G2Loader.py is a sample utility for ingesting source data into Senzing. It supports CSV and JSON formats for mapping the data from your source(s) to the Senzing attribute terms.
G2Loader is a utility to expedite getting started and use in proof of concepts (PoC). In a typical production environment you wouldn't use G2Loader, instead calling the Senzing APIs directly.
The required file encoding for the data source files to be ingested is UTF-8. This is required even when you believe you have a different encoding, such as US ASCII. It is often observed - generally in files coming from or prepared in Windows environments - there are non-ascii characters in data sources even when they are not expected!
The export of data or ETL processes should always write the final file that will be sent to Senzing and G2Loader with UTF-8 encoding.
If you've been supplied data source files and are unsure of the file encoding you can check with the file or enca commands. Depending on the severity of spurious characters in a non-UTF-8 file you may also try using the iconv command to convert from one encoding to UTF-8; though be aware this does have limitations.
The following examples use native Linux commands, if these are not installed on your Linux system they are typically available in the standard distribution repositories and installed with your distributions package commands.
Checking a File Encoding
/home/g2/ > file demo/sample/sample_person.json
demo/sample/sample_person.json: ASCII text, with very long lines
/home/g2/ > enca -L none demo/sample/sample_person.json
7bit ASCII characters
When using file to check the encoding up until version 5.26 it only checks a few kilobytes of a file to make a best effort understanding of the encoding. Due to this it can get it wrong. For example, a file can be reported as 7bit ASCII but still have spurious non-ascii characters later in the file.

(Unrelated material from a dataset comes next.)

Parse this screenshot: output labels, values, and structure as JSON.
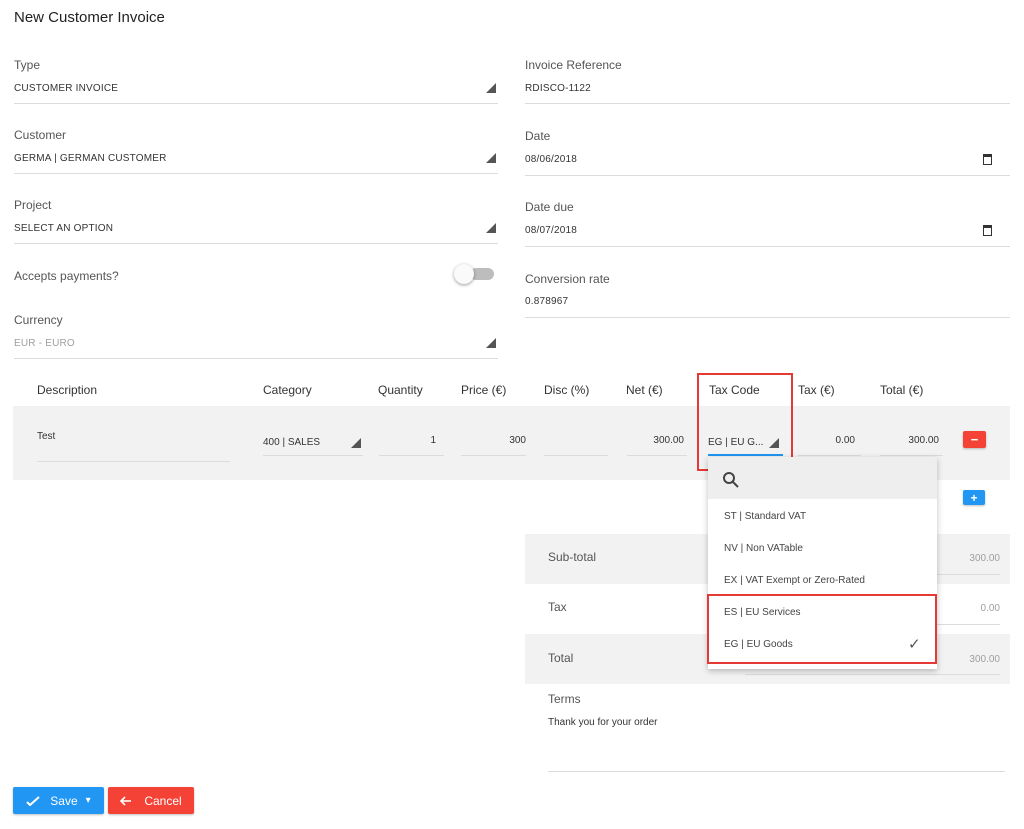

Version 5.26+ of file added a new parameter (bytes=x) to scan a set number of bytes in the file. Scanning a larger portion, if not all of a file, will give a more accurate result.
/home/g2 > fl_size=
$(wc -c < demo/sample/sample_person.json)
/home/g2 > file -P bytes=$file_size -i demo/sample/sample_person.json
demo/sample/sample_person.json: ISO-8859 text, with CRLF line terminators
Converting Encoding to UTF-8
To convert a file from one encoding to UTF-8 the iconv commands can be used.
/home/g2/ iconv -f us-ascii -t utf-8 <input_file> -o <output_file>
Upon attempting a conversion you may sometimes see errors that there are invalid bytes or characters that cannot be correctly converted and the conversion will stop. Such a message is usually similar to:
iconv: illegal input sequence at position 30
Iconv includes many useful features, two of these are the //IGNORE and //TRANSLIT options specified on the -t (--to-code) argument.
//IGNORE tells iconv to ignore invalid characters instead of stopping. //TRANSLIT tells iconv to try to transliterate to the closest possible matching character. If you need to use this options //IGNORE is recommended over //TRANSLIT.
/home/g2/ iconv -f us-ascii -t utf-8//IGNORE <input_file> -o <output_file>
Locating Invalid Characters / Bytes
If G2Loader reports an invalid byte or character for the file encoding whilst processing a data source file you can locate the failing record with grep and the hex value reported. For example, if G2Loader reports in can't decode a byte 0xb1 use the following to view any rows containing this value.
grep -n $'\xb1' <source_file>
Check the offending records and ideally correct them or the file encoding in your ETL or other processing scripts.
If there is only one or two offending characters/bytes you could also use sed to replace them.